# Heißeste/reizvollste Pornodarstellerin?



## begoodtonite (15 Aug. 2010)

Hey mich würde mal interessieren, auf welche Pornodarstellerin ihr am meisten abfahrt. Habe mal eine kleine Auswahl meiner Favoritinnen zusammengestellt und bin gespannt, wen ihr davon am besten findet


----------



## Chamser81 (15 Aug. 2010)

Ich stehe da auf die reiferen Kaliber! Meine Favouriten sind Sara Jay, Deauxma und Anita Cannibal!


----------



## syd67 (16 Aug. 2010)

ist lupe fuentes eine ex?
soviel ich weiss hat sie doch erst vor2jahren das little lupe immage
abgelegt und durch mehrere operationen hier und dort zugelegt!
sie hatte auch einen vertrag mit irgend einer grossen firma!?
nur so als info:die kleine blonde namens lia19 macht nun auch hardcore!


----------



## begoodtonite (16 Aug. 2010)

syd67 schrieb:


> ist lupe fuentes eine ex?
> soviel ich weiss hat sie doch erst vor2jahren das little lupe immage
> abgelegt und durch mehrere operationen hier und dort zugelegt!
> sie hatte auch einen vertrag mit irgend einer grossen firma!?
> nur so als info:die kleine blonde namens lia19 macht nun auch hardcore!
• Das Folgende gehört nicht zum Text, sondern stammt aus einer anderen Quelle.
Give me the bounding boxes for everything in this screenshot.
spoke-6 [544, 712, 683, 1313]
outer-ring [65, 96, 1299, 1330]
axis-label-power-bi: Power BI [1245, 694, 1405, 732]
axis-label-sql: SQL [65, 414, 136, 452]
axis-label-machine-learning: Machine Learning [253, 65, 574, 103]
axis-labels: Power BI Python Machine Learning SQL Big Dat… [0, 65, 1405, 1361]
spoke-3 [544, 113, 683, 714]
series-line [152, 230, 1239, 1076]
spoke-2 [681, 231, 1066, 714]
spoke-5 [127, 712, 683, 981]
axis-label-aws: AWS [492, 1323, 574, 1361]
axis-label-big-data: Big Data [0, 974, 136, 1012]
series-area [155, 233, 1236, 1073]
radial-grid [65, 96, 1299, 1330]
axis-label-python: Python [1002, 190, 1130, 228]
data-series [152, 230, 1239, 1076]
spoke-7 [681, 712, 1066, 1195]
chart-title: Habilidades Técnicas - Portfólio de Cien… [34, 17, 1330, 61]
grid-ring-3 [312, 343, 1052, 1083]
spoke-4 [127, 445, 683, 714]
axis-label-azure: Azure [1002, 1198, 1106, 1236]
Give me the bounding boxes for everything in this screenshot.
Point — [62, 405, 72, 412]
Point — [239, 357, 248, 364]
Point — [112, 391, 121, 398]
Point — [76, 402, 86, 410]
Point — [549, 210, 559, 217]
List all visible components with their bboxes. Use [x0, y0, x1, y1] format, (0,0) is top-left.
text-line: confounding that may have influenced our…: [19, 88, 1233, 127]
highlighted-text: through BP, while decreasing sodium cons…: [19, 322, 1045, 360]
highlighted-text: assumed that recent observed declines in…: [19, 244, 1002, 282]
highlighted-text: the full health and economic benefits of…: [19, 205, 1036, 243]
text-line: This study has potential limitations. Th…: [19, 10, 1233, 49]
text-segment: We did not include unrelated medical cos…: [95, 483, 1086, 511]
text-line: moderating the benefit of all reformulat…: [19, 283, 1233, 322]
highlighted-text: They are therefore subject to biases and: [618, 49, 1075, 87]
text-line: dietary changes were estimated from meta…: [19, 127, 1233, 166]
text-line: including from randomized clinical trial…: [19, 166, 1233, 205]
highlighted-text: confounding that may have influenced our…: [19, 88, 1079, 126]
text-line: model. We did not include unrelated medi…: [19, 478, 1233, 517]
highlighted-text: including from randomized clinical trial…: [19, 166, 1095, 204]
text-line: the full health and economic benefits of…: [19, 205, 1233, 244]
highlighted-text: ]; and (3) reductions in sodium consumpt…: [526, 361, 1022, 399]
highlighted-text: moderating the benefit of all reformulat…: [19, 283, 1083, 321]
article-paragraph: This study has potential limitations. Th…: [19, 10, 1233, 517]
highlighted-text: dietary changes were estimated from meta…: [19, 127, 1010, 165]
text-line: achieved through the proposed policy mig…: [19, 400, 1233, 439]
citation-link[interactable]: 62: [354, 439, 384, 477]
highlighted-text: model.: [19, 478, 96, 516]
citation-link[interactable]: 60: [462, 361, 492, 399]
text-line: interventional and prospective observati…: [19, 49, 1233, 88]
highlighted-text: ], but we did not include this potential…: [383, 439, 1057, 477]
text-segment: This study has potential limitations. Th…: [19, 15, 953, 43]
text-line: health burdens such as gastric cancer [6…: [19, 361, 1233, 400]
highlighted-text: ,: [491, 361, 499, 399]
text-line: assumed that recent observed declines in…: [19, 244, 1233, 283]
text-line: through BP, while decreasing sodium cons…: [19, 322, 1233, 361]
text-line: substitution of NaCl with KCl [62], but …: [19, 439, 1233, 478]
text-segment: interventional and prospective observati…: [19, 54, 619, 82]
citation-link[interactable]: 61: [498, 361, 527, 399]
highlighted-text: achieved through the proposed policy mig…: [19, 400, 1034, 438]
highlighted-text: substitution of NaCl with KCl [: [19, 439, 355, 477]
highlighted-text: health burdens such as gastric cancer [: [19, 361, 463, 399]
hab ich nicht behauptet, aber manche der damen sind halt nicht mehr im geschäft, deshalb ist (ex) auch in klammern gesetzt.


----------



## Punisher (26 Aug. 2010)

Mir fehlt Jenna Jameson in der Auswahl


----------



## begoodtonite (15 Dez. 2010)

hmm so eindeutig für tyra?


----------



## hajowa (23 Jan. 2011)

Für mich ganz klar: Briana Banks.


----------



## Amana (2 Dez. 2012)

nina hartley, kelly trump fehlen auch


----------